LITELLM_SALT_KEY (auto-generated)Random secret in Secret ManagerCriticalSalts all virtual API keys in the database. Changing it makes every previously issued virtual key permanently invalid. All API consumers must be issued new keys. Treat as permanently immutable.
STORE_MODEL_IN_DB (via environment_variables)"True"HighRequired for database-backed model and key management via the Admin UI. Setting to "False" disables the Admin UI model management and reverts to YAML-file-only configuration.
enable_cloudsql_volumetrueCriticalThe Cloud SQL Auth Proxy sidecar is required for PostgreSQL connectivity in the GKE pod. Disabling it causes Prisma to fail connecting to the database at startup.
database_type"POSTGRES"CriticalLiteLLM requires PostgreSQL for virtual key management and spend tracking. Without it, the STORE_MODEL_IN_DB features are unavailable and key management is disabled.
enable_redisfalseHighWithout Redis, rate-limit counters are per-pod and not shared across replicas. For accurate rate limiting and response caching in a multi-replica GKE deployment, Redis is essential.
redis_host""HighMust be set when enable_redis = true. An empty redis_host with Redis enabled causes LiteLLM to log cache connection errors on every request.
quota_memory_requests / quota_memory_limitsBinary unit defaultsCriticalMust include binary unit suffixes (Gi, Mi). Bare integer values are treated as bytes by Kubernetes and block all pod scheduling.
stateful_pvc_enabledfalseMediumGCS Fuse is the default persistence backend for any config files. Enabling PVC storage for LiteLLM config prevents pod migration across nodes and complicates rolling updates.
workload_typenull (auto-select)MediumSetting stateful_pvc_enabled = true alongside workload_type = "Deployment" fails at plan time. Let auto-selection handle this.
min_instance_count1HighLiteLLM is a shared API gateway. Cold starts (30–60 s on GKE Autopilot node provision) cause queuing in all dependent services. Keep at least 1 replica running at all times.
timeout_seconds600HighLarge language model inference can take several minutes. Proxy requests are terminated by the load balancer if the backend pod takes longer than timeout_seconds to respond.
service_type (Kubernetes)"ClusterIP"CriticalExposing with LoadBalancer makes the LiteLLM master key and all virtual keys accessible over the public internet.
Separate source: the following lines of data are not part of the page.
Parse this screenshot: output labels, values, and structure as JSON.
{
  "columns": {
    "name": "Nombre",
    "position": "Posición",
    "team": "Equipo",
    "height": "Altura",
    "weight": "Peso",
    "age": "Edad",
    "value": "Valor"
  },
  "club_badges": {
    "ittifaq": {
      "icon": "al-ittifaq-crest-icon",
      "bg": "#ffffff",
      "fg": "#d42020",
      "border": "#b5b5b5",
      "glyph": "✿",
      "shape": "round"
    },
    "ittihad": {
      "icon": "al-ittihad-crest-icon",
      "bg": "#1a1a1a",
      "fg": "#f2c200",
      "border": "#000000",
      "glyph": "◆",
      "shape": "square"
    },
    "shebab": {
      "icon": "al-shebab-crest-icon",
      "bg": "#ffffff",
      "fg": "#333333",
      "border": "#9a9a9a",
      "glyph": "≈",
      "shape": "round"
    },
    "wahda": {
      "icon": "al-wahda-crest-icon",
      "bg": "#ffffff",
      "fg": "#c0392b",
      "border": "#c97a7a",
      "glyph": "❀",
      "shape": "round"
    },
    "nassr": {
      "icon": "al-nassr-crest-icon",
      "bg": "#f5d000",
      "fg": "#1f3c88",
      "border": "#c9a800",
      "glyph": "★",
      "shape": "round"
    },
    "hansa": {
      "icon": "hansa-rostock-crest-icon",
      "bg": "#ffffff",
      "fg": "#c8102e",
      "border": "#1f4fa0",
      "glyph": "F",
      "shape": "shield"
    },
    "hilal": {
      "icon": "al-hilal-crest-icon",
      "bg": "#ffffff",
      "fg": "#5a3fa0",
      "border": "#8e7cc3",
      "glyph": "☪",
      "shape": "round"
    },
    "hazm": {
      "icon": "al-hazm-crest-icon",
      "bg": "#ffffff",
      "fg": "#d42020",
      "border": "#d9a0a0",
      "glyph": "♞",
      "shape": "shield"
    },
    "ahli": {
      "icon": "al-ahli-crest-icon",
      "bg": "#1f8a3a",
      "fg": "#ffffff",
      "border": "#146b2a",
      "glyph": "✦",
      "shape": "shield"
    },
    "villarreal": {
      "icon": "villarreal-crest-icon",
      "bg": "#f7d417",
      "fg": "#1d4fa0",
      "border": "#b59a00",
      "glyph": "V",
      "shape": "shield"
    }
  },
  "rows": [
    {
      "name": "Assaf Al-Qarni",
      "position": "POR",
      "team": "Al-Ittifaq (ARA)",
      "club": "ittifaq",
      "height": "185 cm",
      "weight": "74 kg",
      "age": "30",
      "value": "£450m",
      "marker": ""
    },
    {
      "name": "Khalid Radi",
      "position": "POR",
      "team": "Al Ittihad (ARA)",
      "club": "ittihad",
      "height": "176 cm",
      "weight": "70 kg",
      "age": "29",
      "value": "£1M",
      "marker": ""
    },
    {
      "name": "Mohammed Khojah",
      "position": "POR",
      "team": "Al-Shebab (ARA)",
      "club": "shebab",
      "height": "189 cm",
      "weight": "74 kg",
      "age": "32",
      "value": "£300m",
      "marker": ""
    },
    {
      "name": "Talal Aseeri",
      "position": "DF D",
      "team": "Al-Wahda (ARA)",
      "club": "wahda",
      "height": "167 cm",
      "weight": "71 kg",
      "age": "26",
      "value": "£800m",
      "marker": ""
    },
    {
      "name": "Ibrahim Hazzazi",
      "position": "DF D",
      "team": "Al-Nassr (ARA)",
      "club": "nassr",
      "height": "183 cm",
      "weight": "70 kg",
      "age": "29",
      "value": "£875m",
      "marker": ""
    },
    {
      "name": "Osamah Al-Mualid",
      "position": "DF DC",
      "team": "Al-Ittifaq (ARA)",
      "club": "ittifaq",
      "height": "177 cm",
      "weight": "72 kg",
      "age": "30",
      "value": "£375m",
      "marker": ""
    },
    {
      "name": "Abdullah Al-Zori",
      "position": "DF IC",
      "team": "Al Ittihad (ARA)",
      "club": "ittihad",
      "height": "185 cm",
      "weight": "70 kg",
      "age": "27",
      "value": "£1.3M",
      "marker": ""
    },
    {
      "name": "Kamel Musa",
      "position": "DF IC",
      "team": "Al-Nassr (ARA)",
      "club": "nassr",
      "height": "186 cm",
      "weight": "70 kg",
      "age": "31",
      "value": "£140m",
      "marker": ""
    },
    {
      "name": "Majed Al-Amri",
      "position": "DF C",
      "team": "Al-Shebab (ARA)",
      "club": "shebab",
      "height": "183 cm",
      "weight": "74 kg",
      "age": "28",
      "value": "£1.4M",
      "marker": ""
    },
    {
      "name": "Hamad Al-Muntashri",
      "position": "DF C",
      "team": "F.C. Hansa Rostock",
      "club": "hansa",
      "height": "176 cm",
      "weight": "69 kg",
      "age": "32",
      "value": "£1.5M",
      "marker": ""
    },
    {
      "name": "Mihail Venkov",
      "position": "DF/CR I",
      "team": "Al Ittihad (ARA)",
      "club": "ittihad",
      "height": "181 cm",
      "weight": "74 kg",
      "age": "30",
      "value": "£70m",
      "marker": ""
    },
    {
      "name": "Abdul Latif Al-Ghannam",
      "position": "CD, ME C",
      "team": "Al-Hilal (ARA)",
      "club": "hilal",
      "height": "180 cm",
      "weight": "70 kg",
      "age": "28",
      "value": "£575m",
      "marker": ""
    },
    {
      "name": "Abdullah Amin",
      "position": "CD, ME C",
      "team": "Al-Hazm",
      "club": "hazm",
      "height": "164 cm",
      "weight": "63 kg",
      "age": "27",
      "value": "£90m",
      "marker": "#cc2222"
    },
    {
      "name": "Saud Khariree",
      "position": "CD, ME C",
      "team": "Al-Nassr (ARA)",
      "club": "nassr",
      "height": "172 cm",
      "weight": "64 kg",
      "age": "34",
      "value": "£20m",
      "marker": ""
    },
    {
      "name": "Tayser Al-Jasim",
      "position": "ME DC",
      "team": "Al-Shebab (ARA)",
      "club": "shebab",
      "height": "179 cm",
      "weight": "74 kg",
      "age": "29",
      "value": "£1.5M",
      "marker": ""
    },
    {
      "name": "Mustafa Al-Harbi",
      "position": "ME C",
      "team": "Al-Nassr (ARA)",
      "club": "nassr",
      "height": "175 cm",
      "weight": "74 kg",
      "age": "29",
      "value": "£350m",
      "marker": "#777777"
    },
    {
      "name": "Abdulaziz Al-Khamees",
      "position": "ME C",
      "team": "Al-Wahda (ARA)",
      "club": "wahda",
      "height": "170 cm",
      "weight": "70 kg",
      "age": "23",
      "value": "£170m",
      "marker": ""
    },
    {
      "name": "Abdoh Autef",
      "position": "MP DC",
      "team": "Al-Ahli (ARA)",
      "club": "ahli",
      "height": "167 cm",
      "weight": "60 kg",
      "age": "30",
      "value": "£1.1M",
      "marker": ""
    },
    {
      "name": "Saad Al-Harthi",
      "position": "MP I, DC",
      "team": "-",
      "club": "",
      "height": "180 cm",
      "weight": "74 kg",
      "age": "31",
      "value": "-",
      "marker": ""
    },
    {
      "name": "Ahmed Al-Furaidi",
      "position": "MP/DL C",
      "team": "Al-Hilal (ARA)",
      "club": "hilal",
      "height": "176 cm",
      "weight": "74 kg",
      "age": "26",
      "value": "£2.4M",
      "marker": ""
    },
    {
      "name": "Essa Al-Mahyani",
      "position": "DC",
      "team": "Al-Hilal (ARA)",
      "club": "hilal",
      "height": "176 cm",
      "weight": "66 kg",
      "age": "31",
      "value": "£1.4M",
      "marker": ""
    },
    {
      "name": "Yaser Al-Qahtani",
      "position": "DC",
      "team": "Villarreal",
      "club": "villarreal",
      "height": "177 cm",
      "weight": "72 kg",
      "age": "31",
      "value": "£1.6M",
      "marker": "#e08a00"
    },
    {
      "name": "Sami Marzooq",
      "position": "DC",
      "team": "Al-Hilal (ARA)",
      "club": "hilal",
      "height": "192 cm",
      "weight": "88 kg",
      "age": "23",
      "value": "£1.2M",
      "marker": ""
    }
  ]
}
Always use ClusterIP with an authenticated ingress or Gateway in front.
iap_oauth_client_id / iap_oauth_client_secret""CriticalRequired when enable_iap = true. Missing values prevent the IAP gateway from initialising and make the service unreachable.
NUM_WORKERS (via environment_variables)"1"MediumA single worker serialises all requests. Increase to 24 for high-throughput deployments and scale cpu_limit proportionally.
backup_schedule"" (disabled)HighThe PostgreSQL database holds all virtual keys and spend data. Without automated backups, accidental deletion or corruption causes permanent loss of key assignments and usage history.
enable_vertical_pod_autoscalingfalseMediumEnabling VPA disables HPA (conflict). On GKE Autopilot, VPA is the recommended approach for right-sizing pods. Choose one or the other.
application_version"main-stable"MediumLiteLLM releases frequently and may change the Prisma schema or break virtual key formats. Pin to a specific release for production stability.